Rusya Parlamentosu 2005 yılında Putin'in emriyle hazırlanan "Ticari amaçlı olmayan devlet dışı toplumsal örgütler yasası"nı kabul ederek yabancı sivil toplum örgütlerinin Rusya'daki faaliyetlerini kısıtlamıştı. Putin "Sivil toplum örgütlerimiz, kendi iş adamlarımız tarafından veya doğrudan devlet bütçesinden desteklenmeli. Bu yasa, dışardan gelen sivil toplum kuruluşlarının faaliyetlerini yasaklı hale getirmiyor. Onlar sadece nereden ne kadar para aldıklarını söylesin." demişti.

***

Sivil toplum örgütleri, ülke aleyhine istihbarat çalışması yapıyorlarsa, bu durum Türkiye'de polisi aşar! Zira, istihbarata karşı koymak, polisin değil istihbarat örgütünün görevidir.

2008 yılında Muş'ta Genç Birikim Derneği'nin "Gençten Gence Projesi"ni ABD'nin Ankara Büyükelçiliği desteklemişti. Eğitim Ataşesi Craig Dicker, valinin da katıldığı resmi törende, "Geçen yıl gençlere yönelik hibe kapsamında projeye başladık.
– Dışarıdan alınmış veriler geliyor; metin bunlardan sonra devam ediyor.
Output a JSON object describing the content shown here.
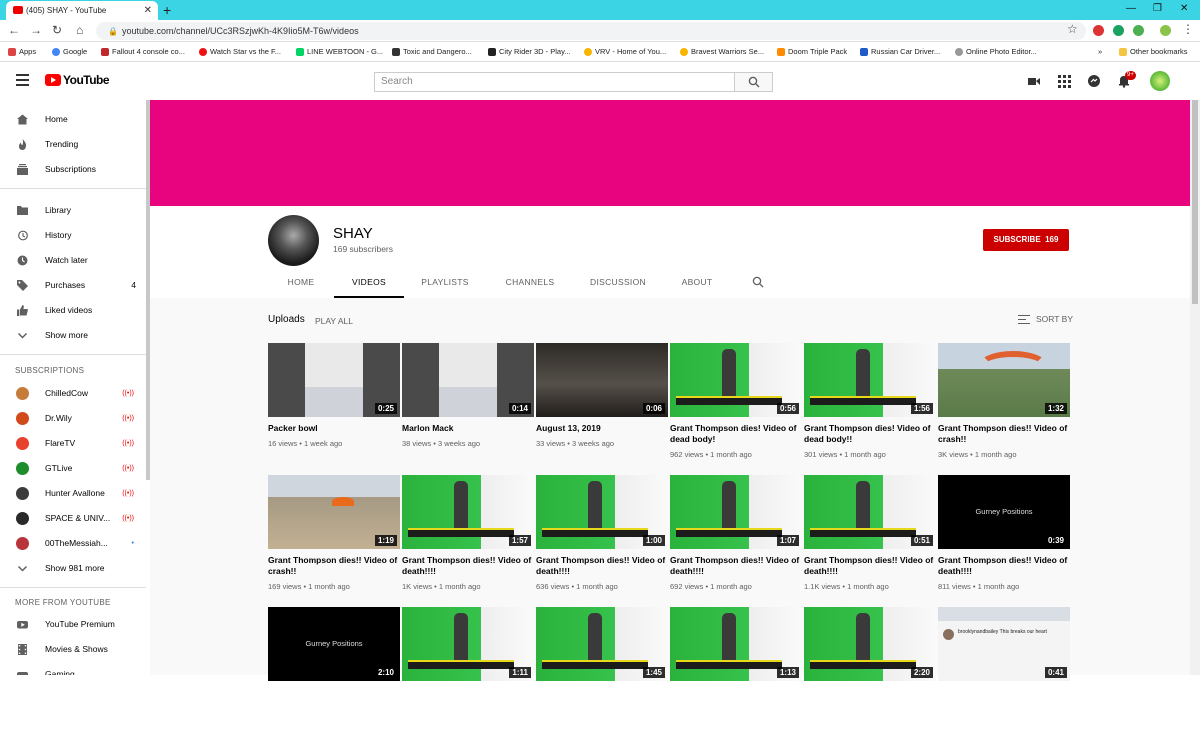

Genç sivil toplum örgütlerini destekleme kapsamında şu ana kadar yaklaşık 30 sivil toplum örgütüne destek olmuşuz. Türkiye'de çok çeşitli alanlarda sivil toplum örgütlerince çalışmalar yapılıyor ama bizim esas amacımız yeni nesli desteklemektir" demişti!

Kısacası, bu işler polis operasyonları ile çözülemez. Zaten bu faaliyetlerin bazıları, İktidar tarafından desteklenmektedir. Siz iktidar olmak için ve açılım süreci boyunca, bu tür örgütlerden destek almışsanız, CIA'nın yazdığı Arap Baharı senaryosunu, 2005 yılında Arap dünyasının sivil toplum kuruluşları temsilcilerini İstanbul'da toplayıp para dağıtarak sahneye koymuşsanız, şimdi aynı ekipler sizin aleyhinize kullanılıyor diye üzerlerine gidemezsiniz. Giderseniz elinize yüzünüze bulaştırırsınız. Çünkü yaptıkları işi tanımlayan bir suç, ceza yasasında yoktur!

***

Osman Kavala, Ergenekon sürecinde Taraf gazetesine "borç" da olsa para vermişse, Anadolu Kültür Sanat Tanıtım A.Ş, üzerinden Açık Radyo'ya ev sahipliği yapmışsa veya Kürt edebiyatını İngiltere desteğinde fonlamışsa, "Anadolu'da Müslüman olmayan Toplumların Mimari Mirasını Koruma Projesi"ni ABD Büyükelçiliği desteğinde sürdürmüşse, onu tutuklayacak bir yasa maddesi bulamaz, bulsanız bile iddianame yazmakta zorlanırsınız. Dönemin Muş valisini de tutuklamanız gerekir! Üstelik ABD ve Avrupa da ayağa kalkar! Bu işler akılla çözülür, polisle, yargıyla veya şiddet kullanarak değil!